Puisi “Subuh” di atas begitu singkat, padat dan suasananya begitu terbangun. Kesederhanaan yang pelan mengendap dalam tubuh teks, didukung dengan suasana jiwa penulisnya telah mampu menghadirkan nuansa dan suasana yang dingin, sehingga tak mesti bersusah payah untuk mendapatkan pesan secara lahiriah. Kesejatian teks puisi di atas menuju keheningannya, dan watak bahasa dalam puisi ini pun menuju hening seraya menarik jiwa menuju muara yang maha hening. 

Dalam puisi Subuh, ada perpindahan air ke beberapa tempat. Subuh dari judul tersebut menjadi tubuh air yang mengalir ke tumbuhan ilalang lalu mengalir kembali ke kelopak anyelir sampai tiba-tiba air seluas pandang. Dan, subuh yang menjelma air sebagai sifatnya yang dingin, dingin direkatkan menjadi lambang air adalah pembangunan suasana yang mungkin dirasakan pada saat puisi itu dituliskan.
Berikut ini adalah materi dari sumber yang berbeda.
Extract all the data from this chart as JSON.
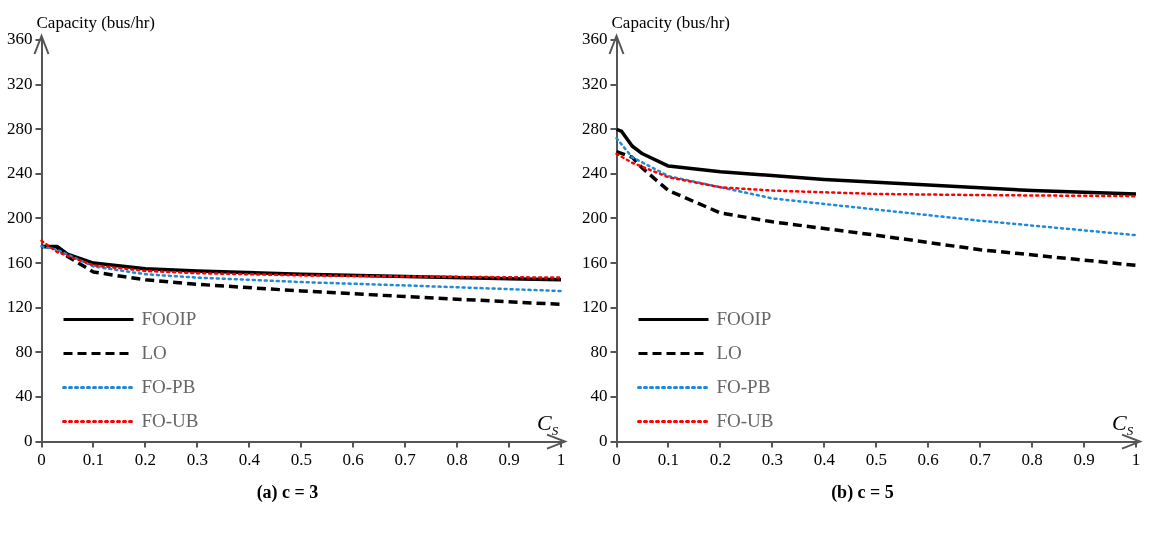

Tapi, ada yang tiba-tiba hadir membuat kejutan, ketika air yang dingin, atau subuh yang serupa air yang sejuk di ujung ilalang, di kelopak anyelir, tiba-tiba berpindah tempat pada ruang penulisnya. Ketika baris terakhir yang unik, hadir menjadi “Hati mengalir."  

Samar-samar saya mendapatkan subuh menjadi air, atau air yang menjadi subuh di ilalang serta disertai dengan perpindahan makna yang kembali meluas menjadi seluas pandangan lalu semesta lain terseret menyatu menjadi penyatuan semesta kata dan kuasa ketika muncul “Hati mengalir” sehingga Subuh menjadi fraktal semacam air, embun lalu tiba-tiba menjadi "Hati mengalir" yang mengisyaratkan salah satu bagian sebenarnya adalah kesatuan dari bagian yang lainnya.

PILIHAN

Tapi, 
aku tidak bisa menghentikan,
ketika salah satu kaki menapak,
dan yang lain menggantung. 

Begitu,
berulang kali.

Oktober 2013

Dua puisi tersebut telah memberi dasar renungan. Imajis sekali, seolah menangkap bahwa ketika kaki satunya menapak dan kaki yang lainnya menggantung telah sublim menjadi pesan kalau sebagai manusia selalu dilematis dalam memilih beberapa hal. Dan pilihan tersebut kadang seolah mengambang, dan pada seolah mengambang itulah, pesan bahwa manusia masih bersandar pada kekuatan yang lebih besar dari ujud yang bukan sebagai mahluk. Imajis, unik dan sederhana seolah gambaran dari puisi-puisi yang ditulis Yuli Nugrahani: tidak muluk-muluk berharap menjatuhkan gunung dalam pangkuan. Tetapi, dia hadir sebagai fraktal di muka bumi yang mengemban tugasnya untuk menyampaikan kasih sayang pada yang lainnya.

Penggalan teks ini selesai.